Working age people (including those recently retired and students)
Updated
28 April 2017
The practice is rated as good for the provision of services to working age people, including those recently retired and students.
- The needs of the working age population, those recently retired and students had been identified and the practice had adjusted the services it offered to ensure these were accessible, flexible and offered continuity of care. This included a range of extended hours and telephone clinic access.
- The practice was proactive in offering a full range of health promotion and screening that reflected the needs for this age group. This included screening minor illness and injury clinics, smoking cessation, phlebotomy and travel health and immunisation.
- Online and remote services included electronic prescriptions, telephone consultations and health record access.
People experiencing poor mental health (including people with dementia)
Updated
28 April 2017
The practice is rated as good for the provision of services to people experiencing poor mental health.
- 80% of patients diagnosed with dementia had their care reviewed in a face to face meeting in the last 12 months, which was similar to the national average of 84%. The practice offered proactive dementia screening and referrals to memory assessment services.
- Patients were offered an annual review that included a physical assessment, medicine review, blood tests and a discussion with a GP or mental health facilitator.

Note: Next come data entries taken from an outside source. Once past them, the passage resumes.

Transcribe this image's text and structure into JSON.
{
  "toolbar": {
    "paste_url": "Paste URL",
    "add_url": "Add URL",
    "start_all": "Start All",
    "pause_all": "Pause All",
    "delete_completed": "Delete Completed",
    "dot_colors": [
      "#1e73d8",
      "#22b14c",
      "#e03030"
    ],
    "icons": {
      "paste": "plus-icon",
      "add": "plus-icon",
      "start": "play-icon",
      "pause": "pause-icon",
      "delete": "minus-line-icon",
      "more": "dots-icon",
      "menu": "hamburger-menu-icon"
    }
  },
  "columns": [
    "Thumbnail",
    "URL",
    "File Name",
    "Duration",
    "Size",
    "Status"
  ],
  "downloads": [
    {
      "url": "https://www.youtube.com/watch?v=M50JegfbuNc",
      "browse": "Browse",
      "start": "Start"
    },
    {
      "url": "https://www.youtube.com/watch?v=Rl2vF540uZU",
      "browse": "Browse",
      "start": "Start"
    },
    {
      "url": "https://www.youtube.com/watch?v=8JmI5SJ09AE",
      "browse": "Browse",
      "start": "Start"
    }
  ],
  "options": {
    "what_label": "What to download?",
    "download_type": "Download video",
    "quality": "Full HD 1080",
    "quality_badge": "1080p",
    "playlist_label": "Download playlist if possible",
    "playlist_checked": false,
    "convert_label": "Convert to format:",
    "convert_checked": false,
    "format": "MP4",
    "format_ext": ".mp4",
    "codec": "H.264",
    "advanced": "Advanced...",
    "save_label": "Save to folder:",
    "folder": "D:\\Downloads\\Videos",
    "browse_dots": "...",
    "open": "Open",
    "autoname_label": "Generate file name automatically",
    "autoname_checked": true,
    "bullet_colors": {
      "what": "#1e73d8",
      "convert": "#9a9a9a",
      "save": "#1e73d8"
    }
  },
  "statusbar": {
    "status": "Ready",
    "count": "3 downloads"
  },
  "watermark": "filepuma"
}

- The practice regularly worked with multidisciplinary teams in the case management of patients experiencing poor mental health, including those with dementia.
- The practice supported patients experiencing poor mental health to access various support groups and voluntary organisations.
- The practice had a system in place to follow up patients who had attended a hospital emergency department where they may have been experiencing poor mental health.
People whose circumstances may make them vulnerable
Updated
28 April 2017
The practice is rated as good for the provision of services to people whose circumstances make them vulnerable.
- The practice held a register of patients living in vulnerable circumstances and used advanced care planning to avoid hospital admissions.
- A lead GP for learning disabilities was in post and provided annual reviews, safeguarding reviews and health checks.
- The practice offered longer appointments for patients with a learning disability.
- The practice regularly worked with other health care professionals in the case management of vulnerable patients, including independent advocates.
- The practice informed vulnerable patients about how to access various support groups and voluntary organisations.
- Staff knew how to recognise signs of abuse in vulnerable adults and children. Staff were aware of their responsibilities regarding information sharing, documentation of safeguarding concerns and how to contact relevant agencies.
- Carers were offered an annual health check and flu vaccination and the practice facilitated a monthly carer’s clinic offered by a community health and wellbeing service.